中国が日本企業20社に軍民両用品の輸出禁止措置を発動
中国政府は、日本の防衛産業の中核企業を含む20社を対象に、軍民両用製品の輸出を禁止する異例の措置を発表しました。この措置は、防衛力の抜本的強化を目指す高市政権に対して、強い反発の意図を示すものと見られています。
防衛産業の中核を狙った対日圧力の強化
中国商務省は、三菱造船やスバルなど20社の日本企業・団体を名指しで輸出禁止対象リストに追加しました。日本企業がこのような形で軍民両用品の輸出禁止対象となるのは初めてのことです。これにより、中国は日本への経済的威圧をより一層強めた形となりました。
今回の措置は、1月6日に発表された軍民両用製品の対日輸出規制強化をさらに進めるものです。中国側は、春節(旧正月)の大型連休が明けた直後にこの発表を行い、連休中にも準備を進めていたとみられます。
初めて作成された輸出審査の監視リスト
さらに注目すべきは、スバルなど20社が含まれる輸出審査の強化対象となる監視リストが作成されたことです。この監視リストの作成自体が初めてとみられ、日本政府関係者は「どのような運用になるのか、中身が見えない」と困惑の表情を見せています。

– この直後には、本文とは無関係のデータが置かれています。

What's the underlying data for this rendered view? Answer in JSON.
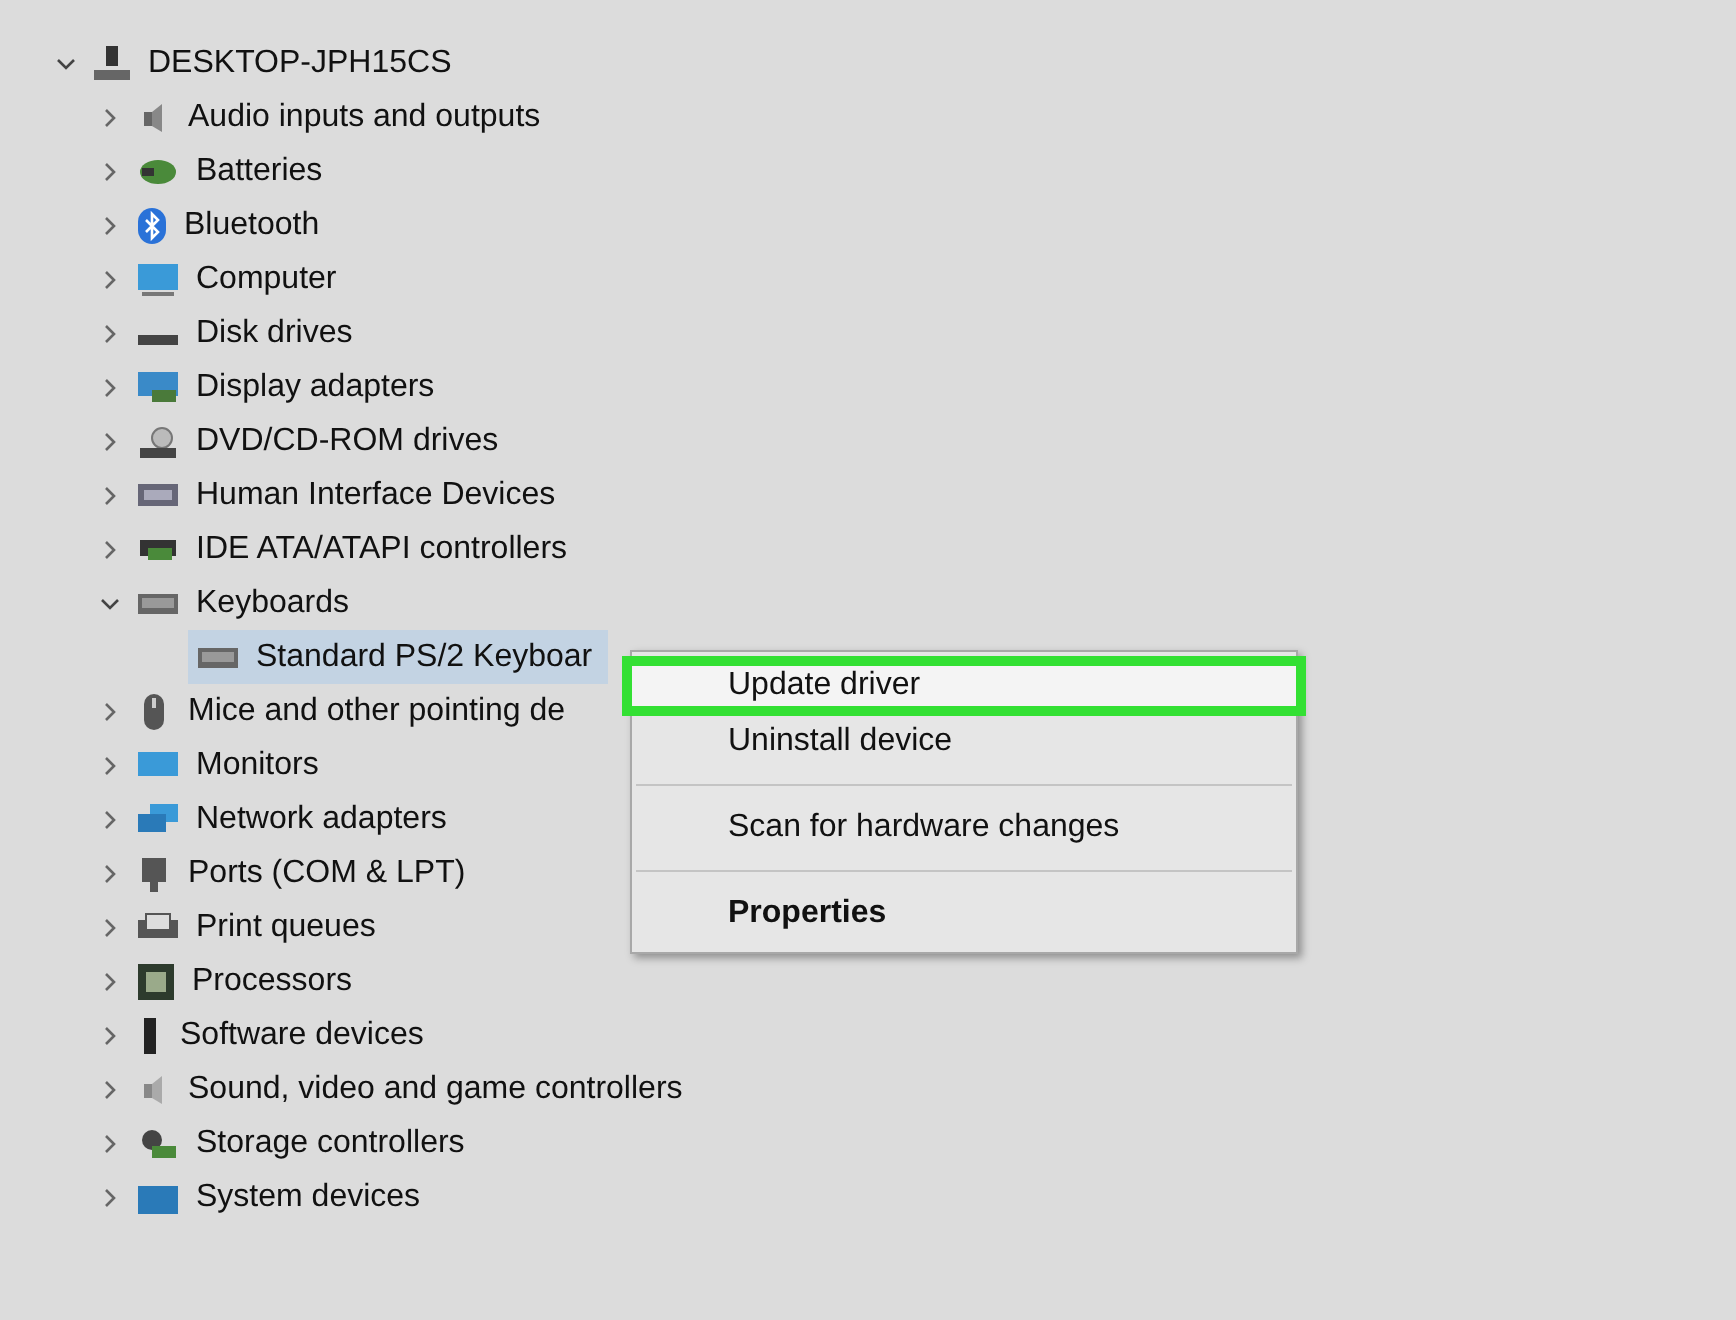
{
  "tree": {
    "label": "DESKTOP-JPH15CS",
    "expanded": true,
    "children": [
      {
        "label": "Audio inputs and outputs",
        "expanded": false
      },
      {
        "label": "Batteries",
        "expanded": false
      },
      {
        "label": "Bluetooth",
        "expanded": false
      },
      {
        "label": "Computer",
        "expanded": false
      },
      {
        "label": "Disk drives",
        "expanded": false
      },
      {
        "label": "Display adapters",
        "expanded": false
      },
      {
        "label": "DVD/CD-ROM drives",
        "expanded": false
      },
      {
        "label": "Human Interface Devices",
        "expanded": false
      },
      {
        "label": "IDE ATA/ATAPI controllers",
        "expanded": false
      },
      {
        "label": "Keyboards",
        "expanded": true,
        "children": [
          {
            "label": "Standard PS/2 Keyboar",
            "selected": true
          }
        ]
      },
      {
        "label": "Mice and other pointing de",
        "expanded": false
      },
      {
        "label": "Monitors",
        "expanded": false
      },
      {
        "label": "Network adapters",
        "expanded": false
      },
      {
        "label": "Ports (COM & LPT)",
        "expanded": false
      },
      {
        "label": "Print queues",
        "expanded": false
      },
      {
        "label": "Processors",
        "expanded": false
      },
      {
        "label": "Software devices",
        "expanded": false
      },
      {
        "label": "Sound, video and game controllers",
        "expanded": false
      },
      {
        "label": "Storage controllers",
        "expanded": false
      },
      {
        "label": "System devices",
        "expanded": false
      }
    ]
  },
  "context_menu": {
    "items": [
      {
        "kind": "item",
        "label": "Update driver",
        "selected": true,
        "bold": false
      },
      {
        "kind": "item",
        "label": "Uninstall device",
        "selected": false,
        "bold": false
      },
      {
        "kind": "separator"
      },
      {
        "kind": "item",
        "label": "Scan for hardware changes",
        "selected": false,
        "bold": false
      },
      {
        "kind": "separator"
      },
      {
        "kind": "item",
        "label": "Properties",
        "selected": false,
        "bold": true
      }
    ]
  }
}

自民党が圧勝した衆院選の結果を受け、中国は高市政権と向き合わざるを得ないとの見方もありました。しかし実際には、中国側は衆院選後も高市氏の台湾有事に関する国会答弁の撤回を改めて求めるなど、対日圧力を緩める気配は全く見せていません。
日中関係の新たな緊張局面
この措置は、単なる経済的な規制強化にとどまらず、日本の防衛政策に対する明確な政治的メッセージとして受け止められています。防衛産業の中核企業を狙い撃ちにした点から、中国が日本の安全保障体制そのものに懸念を示していることがうかがえます。
日本政府は現在、この措置の具体的な影響を精査している段階ですが、防衛関連のサプライチェーンに与える影響は2026年頃までに明確になる見込みです。特に軍民両用技術を扱う企業にとっては、今後の事業展開に重大な影響を及ぼす可能性があります。
中国の今回の動きは、台湾問題をめぐる緊張の高まりと連動しており、東アジア地域の安全保障環境に新たな不確実性をもたらすことになりそうです。日本政府は、経済安全保障の観点からも対応を急ぐ必要に迫られています。